Interview: Aled Richards at Hounslow Council
Tue 2nd December 2014, 11:22 am
Hounslow Council's assistant director of environment, regulatory services and community services, Aled Richards, catches up with Great West magazine.
What three developments or enhancements would most benefit Hounslow?
There are numerous schemes which will have a huge beneficial impact on Hounslow’s regeneration. I have gone for three in terms of geographical diversity.
The first is the Golden Mile which will create a thriving business destination and a hub for employment and innovative design. This will have a knock-on regeneration effect across the whole borough.
Secondly, the recently approved Brentford Waterfront application will have a huge impact on the regeneration of Brentford town centre creating excellent links with the Thames and enhancing the public realm.

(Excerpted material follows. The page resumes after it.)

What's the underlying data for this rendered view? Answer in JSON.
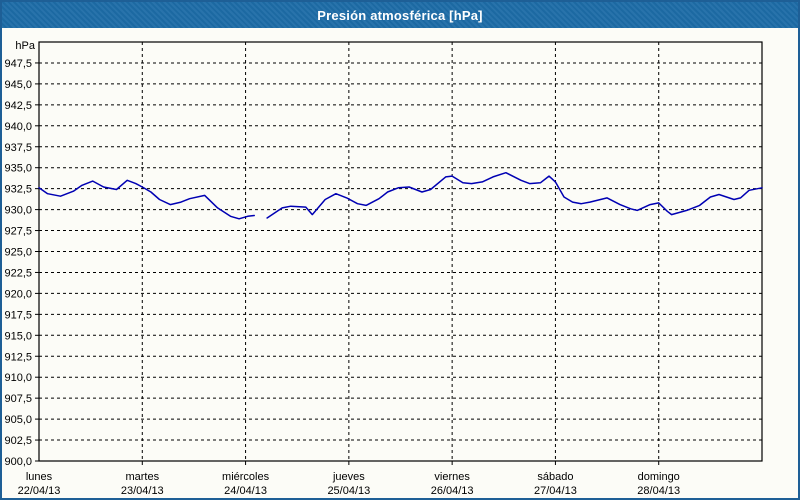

Finally, the Feltham masterplan will have a crucial role in regenerating the west of the borough and enhancing Feltham as a centre.
Hounslow is an exciting borough to work and invest in and the above developments – among others – have afforded Hounslow the reputation as one of the most dynamic boroughs in London. Testament to this is the huge number of cranes concentrated in Hounslow, which can be seen on the London skyline.
What makes developers good partners?
Developers are the conduit of regeneration. Without them the borough’s ambitious plans will not be realised. At Hounslow we seek to take away as many bureaucratic hurdles as possible in the cumbersome planning system and are very conscious of the commercial pressures affecting developers. The ethos of the planning department is to facilitate development by working closely with developers to overcome planning constraints.
We form partnerships with developers and help them liaise with local communities to develop and implement high-quality schemes to deliver approvals in the quickest time possible. Hounslow is among the best performing councils in the UK in delivering high quality planning decisions quickly and delivering regeneration – a huge step from our position two years ago, and a testament to the proactive ethos of the planning team.
And finally, which book, film, piece of music or sporting occasion has had the biggest influence on your life and why?
Jack Kerouac’s novel, On the Road, inspired me to take a different approach to life and travel and work extensively in the most obscure countries of the world. Even though it was written in the 1950s, its impact on readers is still powerful today, engendering a feeling that diverse experiences in life are more important than material wealth.